Hsiu Mei Wong, US innovation lead at PA Consulting, discusses the annual open enrollment period to sign up for a 2019 health insurance plan through the US federal health exchange.
News last week that Oscar Health filed a federal lawsuit accusing Florida Blue of a “monopoly” in selling individual health coverage under the Affordable Care Act is the latest signal that Obamacare is here to stay. Florida is one of the many new markets Oscar is selling individual healthcare coverage under the Affordable Care Act for benefits that would begin in January 2019. Aggressive marketing and related business sales practices are a new one this year for Obamacare.
Hsiu Mei says: “Insurers are competing aggressively for business as many have made investments that will bolster margins, and therefore it is a membership acquisition numbers game.”
Across the country, more insurers are participating in the ACA’s insurance exchanges with 608 counties “gaining at least one insurer in the marketplace, while only five counties will lose an insurer,” the Kaiser Family Foundation said in a new report last week. The report comes as Americans are choosing their coverage under the ACA for 2019. Open enrollment ends Dec. 15.
Those signing up for 2019 coverage are finding far more choices than two years ago when Aetna, Anthem, Humana and UnitedHealth Group scaled back or left the Obamacare business entirely because they were unable to effectively manage the costs of sick patients signing up for coverage.

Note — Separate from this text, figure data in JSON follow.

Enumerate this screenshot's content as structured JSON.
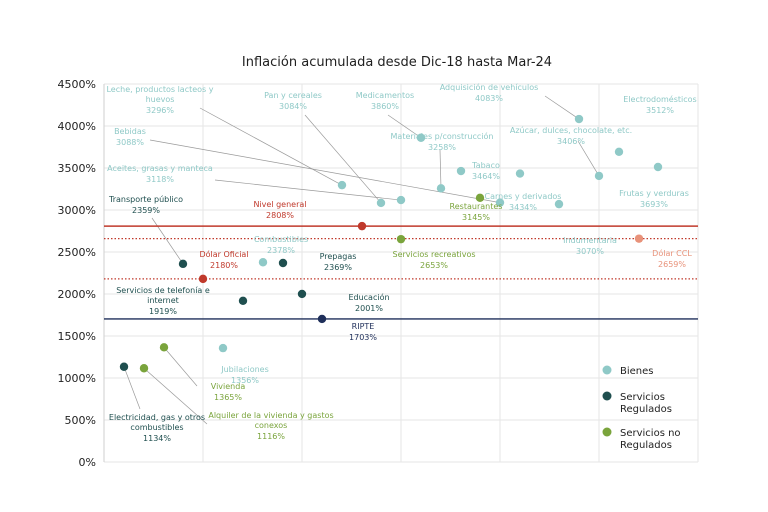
{
  "chart_data": {
    "type": "scatter",
    "title": "Inflación acumulada desde Dic-18 hasta Mar-24",
    "xlabel": "",
    "ylabel": "",
    "ylim": [
      0,
      4500
    ],
    "y_ticks": [
      "0%",
      "500%",
      "1000%",
      "1500%",
      "2000%",
      "2500%",
      "3000%",
      "3500%",
      "4000%",
      "4500%"
    ],
    "grid": true,
    "legend_position": "right",
    "colors": {
      "bienes": "#8fc9c7",
      "servicios_regulados": "#1f4f4f",
      "servicios_no_regulados": "#7aa43c",
      "nivel_general": "#c0392b",
      "dolar_oficial": "#c0392b",
      "dolar_ccl": "#e8927a",
      "ripte": "#1f2f5a"
    },
    "series": [
      {
        "name": "Bienes",
        "color_key": "bienes",
        "points": [
          {
            "label": "Leche, productos lacteos y huevos",
            "value": "3296%",
            "y": 3296
          },
          {
            "label": "Pan y cereales",
            "value": "3084%",
            "y": 3084
          },
          {
            "label": "Medicamentos",
            "value": "3860%",
            "y": 3860
          },
          {
            "label": "Adquisición de vehículos",
            "value": "4083%",
            "y": 4083
          },
          {
            "label": "Electrodomésticos",
            "value": "3512%",
            "y": 3512
          },
          {
            "label": "Bebidas",
            "value": "3088%",
            "y": 3088
          },
          {
            "label": "Materiales p/construcción",
            "value": "3258%",
            "y": 3258
          },
          {
            "label": "Azúcar, dulces, chocolate, etc.",
            "value": "3406%",
            "y": 3406
          },
          {
            "label": "Aceites, grasas y manteca",
            "value": "3118%",
            "y": 3118
          },
          {
            "label": "Tabaco",
            "value": "3464%",
            "y": 3464
          },
          {
            "label": "Carnes y derivados",
            "value": "3434%",
            "y": 3434
          },
          {
            "label": "Frutas y verduras",
            "value": "3693%",
            "y": 3693
          },
          {
            "label": "Indumentaria",
            "value": "3070%",
            "y": 3070
          },
          {
            "label": "Combustibles",
            "value": "2378%",
            "y": 2378
          },
          {
            "label": "Jubilaciones",
            "value": "1356%",
            "y": 1356
          }
        ]
      },
      {
        "name": "Servicios Regulados",
        "color_key": "servicios_regulados",
        "points": [
          {
            "label": "Transporte público",
            "value": "2359%",
            "y": 2359
          },
          {
            "label": "Prepagas",
            "value": "2369%",
            "y": 2369
          },
          {
            "label": "Servicios de telefonía e internet",
            "value": "1919%",
            "y": 1919
          },
          {
            "label": "Educación",
            "value": "2001%",
            "y": 2001
          },
          {
            "label": "Electricidad, gas y otros combustibles",
            "value": "1134%",
            "y": 1134
          }
        ]
      },
      {
        "name": "Servicios no Regulados",
        "color_key": "servicios_no_regulados",
        "points": [
          {
            "label": "Restaurantes",
            "value": "3145%",
            "y": 3145
          },
          {
            "label": "Servicios recreativos",
            "value": "2653%",
            "y": 2653
          },
          {
            "label": "Vivienda",
            "value": "1365%",
            "y": 1365
          },
          {
            "label": "Alquiler de la vivienda y gastos conexos",
            "value": "1116%",
            "y": 1116
          }
        ]
      },
      {
        "name": "",
        "color_key": "nivel_general",
        "points": [
          {
            "label": "Nivel general",
            "value": "2808%",
            "y": 2808
          }
        ]
      },
      {
        "name": "",
        "color_key": "dolar_oficial",
        "points": [
          {
            "label": "Dólar Oficial",
            "value": "2180%",
            "y": 2180
          }
        ]
      },
      {
        "name": "",
        "color_key": "dolar_ccl",
        "points": [
          {
            "label": "Dólar CCL",
            "value": "2659%",
            "y": 2659
          }
        ]
      },
      {
        "name": "",
        "color_key": "ripte",
        "points": [
          {
            "label": "RIPTE",
            "value": "1703%",
            "y": 1703
          }
        ]
      }
    ],
    "reference_lines": [
      {
        "name": "Nivel general",
        "y": 2808,
        "style": "solid",
        "color_key": "nivel_general"
      },
      {
        "name": "Dólar CCL",
        "y": 2659,
        "style": "dotted",
        "color_key": "nivel_general"
      },
      {
        "name": "Dólar Oficial",
        "y": 2180,
        "style": "dotted",
        "color_key": "nivel_general"
      },
      {
        "name": "RIPTE",
        "y": 1703,
        "style": "solid",
        "color_key": "ripte"
      }
    ],
    "legend": [
      {
        "label": "Bienes",
        "color_key": "bienes"
      },
      {
        "label": "Servicios Regulados",
        "color_key": "servicios_regulados"
      },
      {
        "label": "Servicios no Regulados",
        "color_key": "servicios_no_regulados"
      }
    ]
  }
}
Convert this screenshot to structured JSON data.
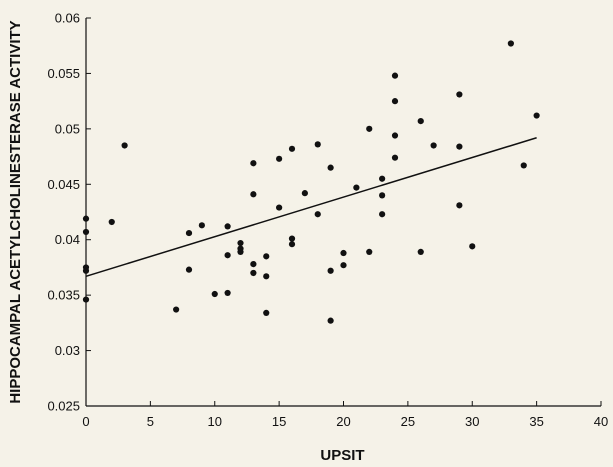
{
  "chart_data": {
    "type": "scatter",
    "title": "",
    "xlabel": "UPSIT",
    "ylabel": "HIPPOCAMPAL ACETYLCHOLINESTERASE ACTIVITY",
    "xlim": [
      0,
      40
    ],
    "ylim": [
      0.025,
      0.06
    ],
    "x_ticks": [
      0,
      5,
      10,
      15,
      20,
      25,
      30,
      35,
      40
    ],
    "y_ticks": [
      0.025,
      0.03,
      0.035,
      0.04,
      0.045,
      0.05,
      0.055,
      0.06
    ],
    "x_tick_labels": [
      "0",
      "5",
      "10",
      "15",
      "20",
      "25",
      "30",
      "35",
      "40"
    ],
    "y_tick_labels": [
      "0.025",
      "0.03",
      "0.035",
      "0.04",
      "0.045",
      "0.05",
      "0.055",
      "0.06"
    ],
    "grid": false,
    "legend": "none",
    "marker_color": "#111111",
    "trendline": {
      "x": [
        0,
        35
      ],
      "y": [
        0.0367,
        0.0492
      ],
      "color": "#111111"
    },
    "points": [
      {
        "x": 0,
        "y": 0.0419
      },
      {
        "x": 0,
        "y": 0.0407
      },
      {
        "x": 0,
        "y": 0.0375
      },
      {
        "x": 0,
        "y": 0.0372
      },
      {
        "x": 0,
        "y": 0.0346
      },
      {
        "x": 2,
        "y": 0.0416
      },
      {
        "x": 3,
        "y": 0.0485
      },
      {
        "x": 7,
        "y": 0.0337
      },
      {
        "x": 8,
        "y": 0.0406
      },
      {
        "x": 8,
        "y": 0.0373
      },
      {
        "x": 9,
        "y": 0.0413
      },
      {
        "x": 10,
        "y": 0.0351
      },
      {
        "x": 11,
        "y": 0.0412
      },
      {
        "x": 11,
        "y": 0.0386
      },
      {
        "x": 11,
        "y": 0.0352
      },
      {
        "x": 12,
        "y": 0.0397
      },
      {
        "x": 12,
        "y": 0.0392
      },
      {
        "x": 12,
        "y": 0.0389
      },
      {
        "x": 13,
        "y": 0.0469
      },
      {
        "x": 13,
        "y": 0.0441
      },
      {
        "x": 13,
        "y": 0.0378
      },
      {
        "x": 13,
        "y": 0.037
      },
      {
        "x": 14,
        "y": 0.0385
      },
      {
        "x": 14,
        "y": 0.0367
      },
      {
        "x": 14,
        "y": 0.0334
      },
      {
        "x": 15,
        "y": 0.0473
      },
      {
        "x": 15,
        "y": 0.0429
      },
      {
        "x": 16,
        "y": 0.0482
      },
      {
        "x": 16,
        "y": 0.0401
      },
      {
        "x": 16,
        "y": 0.0396
      },
      {
        "x": 17,
        "y": 0.0442
      },
      {
        "x": 18,
        "y": 0.0486
      },
      {
        "x": 18,
        "y": 0.0423
      },
      {
        "x": 19,
        "y": 0.0465
      },
      {
        "x": 19,
        "y": 0.0372
      },
      {
        "x": 19,
        "y": 0.0327
      },
      {
        "x": 20,
        "y": 0.0388
      },
      {
        "x": 20,
        "y": 0.0377
      },
      {
        "x": 21,
        "y": 0.0447
      },
      {
        "x": 22,
        "y": 0.05
      },
      {
        "x": 22,
        "y": 0.0389
      },
      {
        "x": 23,
        "y": 0.0455
      },
      {
        "x": 23,
        "y": 0.044
      },
      {
        "x": 23,
        "y": 0.0423
      },
      {
        "x": 24,
        "y": 0.0548
      },
      {
        "x": 24,
        "y": 0.0525
      },
      {
        "x": 24,
        "y": 0.0494
      },
      {
        "x": 24,
        "y": 0.0474
      },
      {
        "x": 26,
        "y": 0.0507
      },
      {
        "x": 26,
        "y": 0.0389
      },
      {
        "x": 27,
        "y": 0.0485
      },
      {
        "x": 29,
        "y": 0.0531
      },
      {
        "x": 29,
        "y": 0.0484
      },
      {
        "x": 29,
        "y": 0.0431
      },
      {
        "x": 30,
        "y": 0.0394
      },
      {
        "x": 33,
        "y": 0.0577
      },
      {
        "x": 34,
        "y": 0.0467
      },
      {
        "x": 35,
        "y": 0.0512
      }
    ]
  }
}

But those that have stayed in the business since individual coverage was first offered on the ACA’s exchanges six years ago say one key is to understand their market. UnitedHealth, Aetna and Humana were less familiar with the individual business before they offered plans on exchanges whereas Blue Cross plans like Florida Blue have been in the individual insurance business consistently for decades.
Other national players like Oscar, Bright Health and Centene have expanded gradually in the ACA's individual business. Centene is now the largest player in the Obamacare business with more than 1.5 million enrollees and has expanded to 20 states for 2019.
There’s no doubt that carriers that have remained have benefitted from large price increases though industry analysts say they’ve also invested in healthcare coordination to help better manage a population that didn’t have coverage before and had a pent up need for medical treatment.
Hsiu Mei adds: “Over the last six years they learned from the market and now have a better understanding of the on-exchange market and have honed models to price for risk. Insurers have invested in care programs to achieve better outcomes for members and better manage their medical costs. Some have heavily invested in enterprise capabilities like technology which has further lowered the cost of doing business.”